東日本大震災で被災地に派遣され活動する自衛隊(出典:Wikimedia Commons)

「ゆく河の流れは絶えずして、しかももとの水にあらず。よどみに浮かぶうたかたは、かつ消えかつ結びて、久しくとどまりたるためしなし。世の中にある人と栖(すみか)と、又かくのごとし。…」。言うまでもなく「方丈記」(鴨長明)の冒頭部分である。鎌倉初期の名だたる随筆であり、人生の無常観を活写した文学作品として知らない人はいない。この著名な作品は、また傑出した「災害文学」とも言えるもので、同時代の都・京都を襲った地震・風水害・火災を活写してやまない。生き地獄とも言える描写も少なくないのである。

さて平成の御代は去ったが、この時代も後世災害多発の「災害列島」として位置づけられるだろう。 

平成の自然災害を振り返る

国土交通省、同省国総研、文部科学省、インターネットなどの資料をもとに、平成の主要な自然災害を振り返ってみる。大半が大規模な地震である。地震災害への備えが不可欠であることを教える。同時に異常気象による豪雨や猛暑も頻発した。

<1990年代>

・雲仙普賢岳火砕流
雲仙普賢岳(雲仙岳)は、長崎県の島原半島中央部にある火山である。1989年(平成元年)から、同じ長崎県の「橘湾」を震源とした地震が発生していた。1984年(昭和59年)4月から地震が多発、1990年(平成2年)11月、雲仙岳山頂から噴火した。噴火は1990年12月に一旦収まったものの、翌年再噴火した。噴火活動は何度か収まりつつも、1995年(平成7年)3月まで継続した。なかでも一番被害をもたらしたのは、1991年(平成3年)6月3日の噴火である。長期間にわたって噴火し続けたケースとしては珍しい例とされる。死者は43人、負傷者は9人だった。

・釧路沖地震
1993年(平成5年)1月15日20時6分に発生した、マグニチュード7.5の地震である。
北海道釧路市で震度6、北海道浦幌町・帯広市・広尾町、青森県八戸市で震度5を観測した。
死者は2人、負傷者は966人だった。釧路市では各都市と結ばれていた鉄道、国道が不通となり、都市ガスが停止。そのほかにもライフラインが多く破壊され、復旧までに半年を要した。

・北海道南西沖地震
1993年7月12日10時17分に発生した、マグニチュード7.8の地震である。
北海道奥尻町で震度6、北海道小樽市・江差町・寿都町、青森県 深浦町で震度5を観測した。
震源地に近い奥尻島では、202人が犠牲になった。地震発生から津波が到達するまでに3分もかからず、多くの人が犠牲になった。
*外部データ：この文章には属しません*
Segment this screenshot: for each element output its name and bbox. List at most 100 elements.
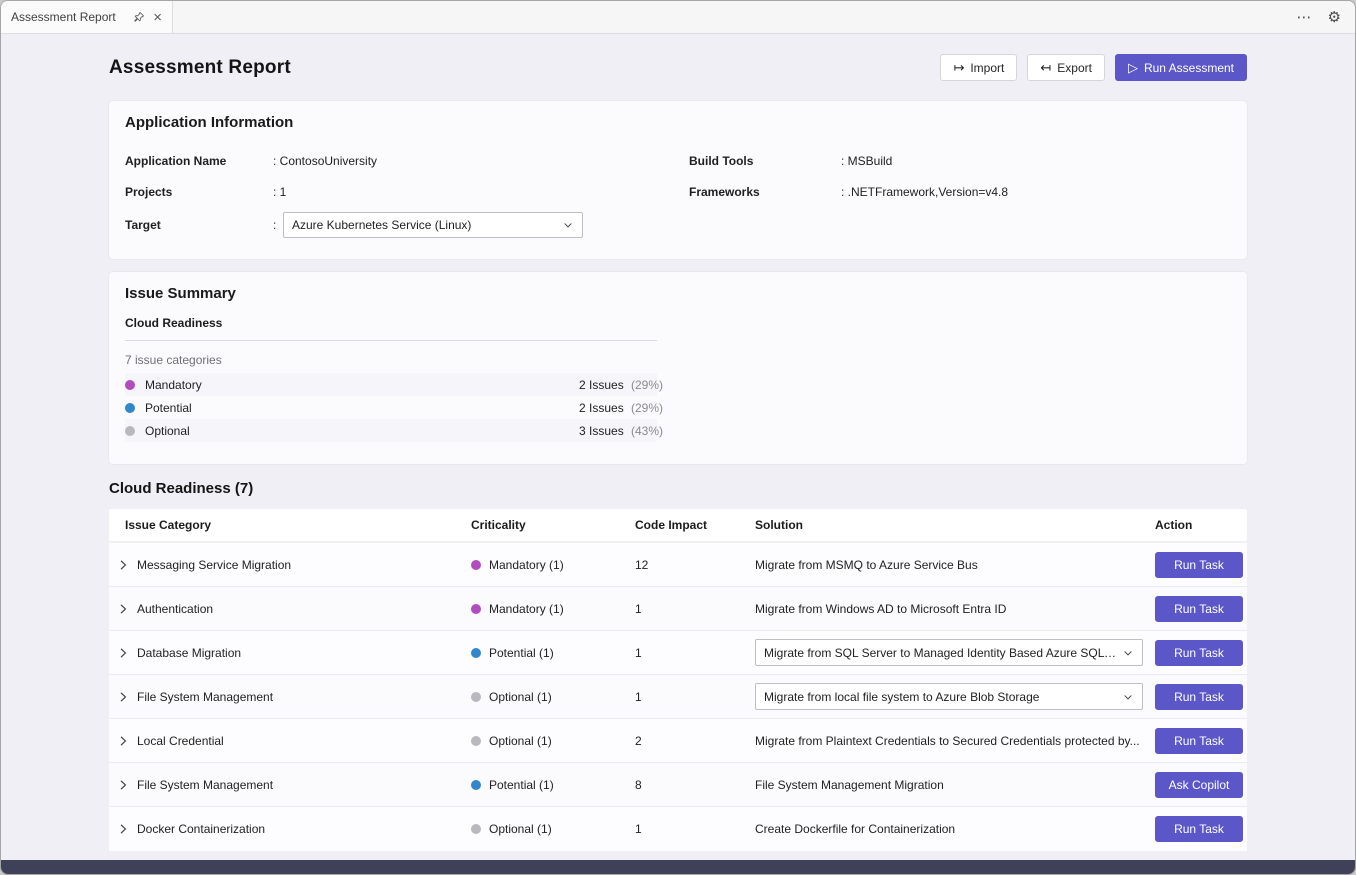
report-content: Assessment Report ↦ Import ↤ Export ▷ Ru… [1, 34, 1355, 862]
code-impact-value: 1 [635, 645, 642, 660]
build-tools-label: Build Tools [689, 153, 754, 168]
target-select-value: Azure Kubernetes Service (Linux) [292, 218, 472, 232]
legend-pct: (29%) [631, 400, 664, 415]
chevron-right-icon[interactable] [115, 645, 131, 661]
header-issue-category: Issue Category [125, 518, 212, 532]
legend-name: Potential [145, 400, 192, 415]
build-tools-value: : MSBuild [841, 153, 893, 168]
criticality-label: Potential (1) [489, 777, 554, 792]
potential-dot [125, 402, 135, 413]
tab-assessment-report[interactable]: Assessment Report × [1, 1, 173, 33]
legend-count: 2 Issues [579, 377, 624, 392]
pin-icon[interactable] [133, 11, 145, 23]
bottom-panel [1, 860, 1355, 874]
action-button[interactable]: Run Task [1155, 551, 1243, 578]
export-button-label: Export [1057, 60, 1092, 75]
close-icon[interactable]: × [153, 9, 162, 26]
chevron-right-icon[interactable] [115, 689, 131, 705]
optional-dot [125, 425, 135, 436]
legend-count: 3 Issues [579, 423, 624, 438]
action-button[interactable]: Run Task [1155, 639, 1243, 666]
issue-category-label: Database Migration [137, 645, 242, 660]
legend-row-optional: Optional 3 Issues (43%) [125, 419, 663, 442]
legend-name: Optional [145, 423, 190, 438]
tabbar-actions: ⋯ ⚙ [1297, 1, 1355, 33]
issue-category-label: Authentication [137, 601, 214, 616]
criticality-dot [471, 691, 481, 702]
cloud-readiness-section-title: Cloud Readiness (7) [109, 480, 254, 497]
target-field: Target : Azure Kubernetes Service (Linux… [125, 207, 689, 243]
header-code-impact: Code Impact [635, 518, 708, 532]
application-name-label: Application Name [125, 153, 227, 168]
solution-label: Migrate from SQL Server to Managed Ident… [764, 645, 1116, 660]
chevron-down-icon [1122, 647, 1134, 659]
action-button[interactable]: Run Task [1155, 595, 1243, 622]
solution-label: Create Dockerfile for Containerization [755, 822, 956, 836]
import-button[interactable]: ↦ Import [940, 54, 1018, 81]
run-assessment-button[interactable]: ▷ Run Assessment [1114, 54, 1247, 81]
issue-category-label: File System Management [137, 777, 274, 792]
criticality-label: Potential (1) [489, 645, 554, 660]
criticality-label: Optional (1) [489, 822, 552, 836]
target-label: Target [125, 218, 161, 232]
import-icon: ↦ [953, 60, 965, 75]
action-button[interactable]: Run Task [1155, 727, 1243, 754]
legend-row-potential: Potential 2 Issues (29%) [125, 396, 663, 419]
target-select[interactable]: Azure Kubernetes Service (Linux) [283, 212, 583, 238]
solution-cell: Create Dockerfile for Containerization [755, 822, 955, 836]
code-impact-value: 1 [635, 822, 642, 836]
code-impact-value: 8 [635, 777, 642, 792]
target-colon: : [273, 218, 277, 232]
page-title: Assessment Report [109, 56, 291, 78]
solution-label: Migrate from local file system to Azure … [764, 689, 1040, 704]
criticality-dot [471, 559, 481, 570]
solution-cell: File System Management Migration [755, 778, 944, 792]
solution-cell[interactable]: Migrate from SQL Server to Managed Ident… [755, 639, 1143, 666]
tab-label: Assessment Report [11, 10, 116, 24]
chevron-right-icon[interactable] [115, 777, 131, 793]
application-information-card: Application Information Application Name… [109, 101, 1247, 259]
chevron-down-icon [562, 219, 574, 231]
frameworks-label: Frameworks [689, 184, 760, 199]
criticality-dot [471, 735, 481, 746]
solution-label: File System Management Migration [755, 777, 944, 792]
chevron-right-icon[interactable] [115, 601, 131, 617]
issue-category-label: Local Credential [137, 733, 224, 748]
criticality-dot [471, 824, 481, 834]
action-button[interactable]: Run Task [1155, 816, 1243, 842]
table-row: Local Credential Optional (1) 2 Migrate … [109, 719, 1247, 763]
solution-label: Migrate from Windows AD to Microsoft Ent… [755, 601, 1007, 616]
projects-label: Projects [125, 184, 173, 199]
issues-table-header: Issue Category Criticality Code Impact S… [109, 509, 1247, 541]
chevron-right-icon[interactable] [115, 733, 131, 749]
more-actions-icon[interactable]: ⋯ [1297, 10, 1312, 25]
application-name-field: Application Name : ContosoUniversity [125, 145, 689, 176]
action-button[interactable]: Ask Copilot [1155, 771, 1243, 798]
cloud-readiness-group-title: Cloud Readiness [125, 316, 657, 341]
legend-count: 2 Issues [579, 400, 624, 415]
app-info-left-column: Application Name : ContosoUniversity Pro… [125, 145, 689, 243]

この経験から、気象庁は地震発生からなるべく早く、津波に関する情報を発するようになった。

・三陸はるか沖地震
1994年(平成6年)12月28日21時19分に発生した、マグニチュード7.6の地震である。
青森県八戸市で震度6、青森県むつ市・青森市、岩手県盛岡市で震度5を観測した。
激甚災害法(激甚災害に対処するための特別の財政援助等に関する法律)が1999年(平成11年)に改正されたことで、「激震災害」であると認定された。

・兵庫県南部地震(阪神・淡路大震災)
1995年1月17日5時46分に発生したマグニチュード7.3の地震である。
最大震度は7で、死者数は6433人に上った。
日本で初の都市型直下地震であり、戦後2番目に死者数が多い大災害である。
震度7は当時の震度計では計測できない規模である。
阪神・淡路大震災のあった1995年は「ボランティア元年」と呼ばれ、1998年(平成10年)にはNPO法ができた。